Confessions of a White Girl
Published March 29, 2006
With summer around the corner, many of us are busy reinventing our summer wardrobes and nailing down vacation plans.
And then there are those of us who are about to become socially unacceptable. Or at least unhip. I’m not sure which is worse.
I’m talking about us white girls. The white girls like me who are mostly Irish. We just don’t seem to tan very well.
We’re reminded — quite painfully — every March. After the fall and winter seasons, during which our alabaster skin has been hidden beneath pants and sweaters, we walk into Wal-Mart one day to be confronted by swimsuits and rows upon rows of tanning products.
Oh, yeah. It’s spring. It’s not OK to be white anymore.
Personally, I gave up on tanning the natural way years ago. The last stab I took at it was during the months leading up to my wedding. Concerned that my wedding guests might have trouble determining where my skin stopped and my dress began, I started making regular visits to a tanning bed.
Those are great places to take naps, by the way.
Once I was hitched, that was it. I had been to high school reunions and had seen the hardcore sun goddesses from the ‘80s who now looked ten years older than the rest of us. And I realized that skin cancer was very real and not just some myth made up by older folks to scare us. No more sun for me, thanks.
So what is a white girl to do?
Thanks to modern technology, we can now get darker skin where we get our hair color — out of a bottle.
But sunless tanning products present a whole new set of challenges to those of us who are pigmentationally challenged.
For one thing, they can make you turn strange colors. A celebrity columnist recently described Paris Hilton’s bottle-derived skin color as “pure-as-the-driven-Cheeto orange.” What’s unsettling to me is that Paris probably has enough cash to fund a cure for skin cancer. If she can’t find a sunless tanner that works, where does that leave the rest of us?
Sunless tanners can also streak, leaving you looking less like a bronze beauty and more like an orange-and-white zebra. It’s a look that could catch on... but don’t hold your breath.

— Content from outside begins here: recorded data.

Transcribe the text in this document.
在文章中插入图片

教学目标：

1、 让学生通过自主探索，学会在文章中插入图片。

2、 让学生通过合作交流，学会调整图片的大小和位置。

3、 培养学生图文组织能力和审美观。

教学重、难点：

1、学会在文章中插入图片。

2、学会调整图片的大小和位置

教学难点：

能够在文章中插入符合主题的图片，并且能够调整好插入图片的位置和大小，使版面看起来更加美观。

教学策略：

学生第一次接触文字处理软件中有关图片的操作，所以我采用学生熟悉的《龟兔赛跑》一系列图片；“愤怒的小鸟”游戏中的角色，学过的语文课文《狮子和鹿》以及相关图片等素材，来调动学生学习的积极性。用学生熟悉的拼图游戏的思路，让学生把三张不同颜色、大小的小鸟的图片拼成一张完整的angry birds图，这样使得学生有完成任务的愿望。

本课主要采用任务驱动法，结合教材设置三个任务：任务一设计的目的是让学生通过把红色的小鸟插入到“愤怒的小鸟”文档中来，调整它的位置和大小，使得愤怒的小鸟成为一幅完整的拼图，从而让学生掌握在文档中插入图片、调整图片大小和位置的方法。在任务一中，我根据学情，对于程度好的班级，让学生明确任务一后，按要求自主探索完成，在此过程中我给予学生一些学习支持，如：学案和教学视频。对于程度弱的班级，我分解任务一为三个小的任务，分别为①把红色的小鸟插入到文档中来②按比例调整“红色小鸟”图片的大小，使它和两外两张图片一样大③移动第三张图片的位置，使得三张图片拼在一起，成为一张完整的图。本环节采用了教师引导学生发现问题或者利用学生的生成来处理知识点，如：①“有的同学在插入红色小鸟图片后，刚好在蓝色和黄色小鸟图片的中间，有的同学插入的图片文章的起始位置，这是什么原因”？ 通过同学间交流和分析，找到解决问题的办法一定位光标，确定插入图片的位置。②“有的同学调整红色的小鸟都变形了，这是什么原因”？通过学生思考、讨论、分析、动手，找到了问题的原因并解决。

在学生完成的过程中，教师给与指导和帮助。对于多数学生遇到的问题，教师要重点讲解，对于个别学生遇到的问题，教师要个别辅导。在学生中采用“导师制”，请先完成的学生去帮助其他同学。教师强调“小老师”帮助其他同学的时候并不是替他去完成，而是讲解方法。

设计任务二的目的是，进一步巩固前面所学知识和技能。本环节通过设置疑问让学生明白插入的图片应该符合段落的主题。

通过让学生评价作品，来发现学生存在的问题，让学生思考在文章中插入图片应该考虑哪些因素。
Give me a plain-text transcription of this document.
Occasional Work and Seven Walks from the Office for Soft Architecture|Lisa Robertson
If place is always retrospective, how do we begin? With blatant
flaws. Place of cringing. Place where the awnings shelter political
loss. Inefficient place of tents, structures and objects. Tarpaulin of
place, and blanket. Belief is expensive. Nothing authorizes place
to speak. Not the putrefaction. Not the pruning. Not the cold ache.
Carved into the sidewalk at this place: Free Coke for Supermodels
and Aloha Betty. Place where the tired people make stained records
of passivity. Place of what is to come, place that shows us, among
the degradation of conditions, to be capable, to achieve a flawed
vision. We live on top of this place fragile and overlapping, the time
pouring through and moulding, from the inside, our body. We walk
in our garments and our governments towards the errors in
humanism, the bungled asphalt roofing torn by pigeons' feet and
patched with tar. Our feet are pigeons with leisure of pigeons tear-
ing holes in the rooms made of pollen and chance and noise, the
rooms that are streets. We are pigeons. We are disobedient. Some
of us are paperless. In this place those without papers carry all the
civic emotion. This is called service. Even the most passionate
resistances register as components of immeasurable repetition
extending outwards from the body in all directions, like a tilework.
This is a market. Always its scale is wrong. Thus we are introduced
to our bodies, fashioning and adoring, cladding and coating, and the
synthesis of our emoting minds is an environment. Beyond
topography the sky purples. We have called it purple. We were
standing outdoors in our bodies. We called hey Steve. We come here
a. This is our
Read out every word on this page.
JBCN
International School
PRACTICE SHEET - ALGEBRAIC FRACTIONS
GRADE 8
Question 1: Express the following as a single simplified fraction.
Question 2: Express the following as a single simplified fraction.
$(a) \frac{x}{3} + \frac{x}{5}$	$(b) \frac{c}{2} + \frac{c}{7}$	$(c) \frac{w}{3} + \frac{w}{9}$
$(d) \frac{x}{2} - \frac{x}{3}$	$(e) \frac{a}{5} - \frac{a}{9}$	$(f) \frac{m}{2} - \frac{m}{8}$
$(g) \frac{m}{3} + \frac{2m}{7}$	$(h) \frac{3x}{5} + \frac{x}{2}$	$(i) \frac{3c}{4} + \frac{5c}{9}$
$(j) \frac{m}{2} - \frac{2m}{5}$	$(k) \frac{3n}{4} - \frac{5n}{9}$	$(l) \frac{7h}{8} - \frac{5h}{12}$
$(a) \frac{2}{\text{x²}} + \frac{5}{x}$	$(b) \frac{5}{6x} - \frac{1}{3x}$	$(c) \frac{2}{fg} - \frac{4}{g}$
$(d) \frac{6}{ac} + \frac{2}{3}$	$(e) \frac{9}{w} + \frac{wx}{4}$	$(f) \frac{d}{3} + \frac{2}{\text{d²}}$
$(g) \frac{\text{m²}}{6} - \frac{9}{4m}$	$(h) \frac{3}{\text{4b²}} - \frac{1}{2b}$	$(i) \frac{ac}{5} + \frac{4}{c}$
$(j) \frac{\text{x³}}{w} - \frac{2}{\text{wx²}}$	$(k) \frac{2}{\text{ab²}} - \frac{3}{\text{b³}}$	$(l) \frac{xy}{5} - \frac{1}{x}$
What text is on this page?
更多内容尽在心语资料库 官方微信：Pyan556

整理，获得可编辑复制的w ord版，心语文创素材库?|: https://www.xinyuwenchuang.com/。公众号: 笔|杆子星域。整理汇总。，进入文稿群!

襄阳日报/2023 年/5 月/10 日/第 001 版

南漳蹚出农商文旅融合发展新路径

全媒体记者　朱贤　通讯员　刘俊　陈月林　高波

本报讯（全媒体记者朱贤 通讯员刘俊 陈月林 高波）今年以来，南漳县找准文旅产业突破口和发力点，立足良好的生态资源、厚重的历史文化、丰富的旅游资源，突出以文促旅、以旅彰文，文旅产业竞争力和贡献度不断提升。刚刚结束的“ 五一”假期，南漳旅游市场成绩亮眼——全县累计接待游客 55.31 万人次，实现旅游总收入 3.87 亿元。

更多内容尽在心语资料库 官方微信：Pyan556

Unless you’re applying some sunless tanning lotion. Because it smells really, really weird. Even though these products have improved drastically in the last five years or so, I have yet to find one that doesn’t smell like laundry left in the washer too long. I call it “Eau de Desperate White Girl.”
So, we’re not big on skin cancer, we don’t want to age before we have to and we don’t want to walk around looking like extreme University of Texas fans. What options do we have?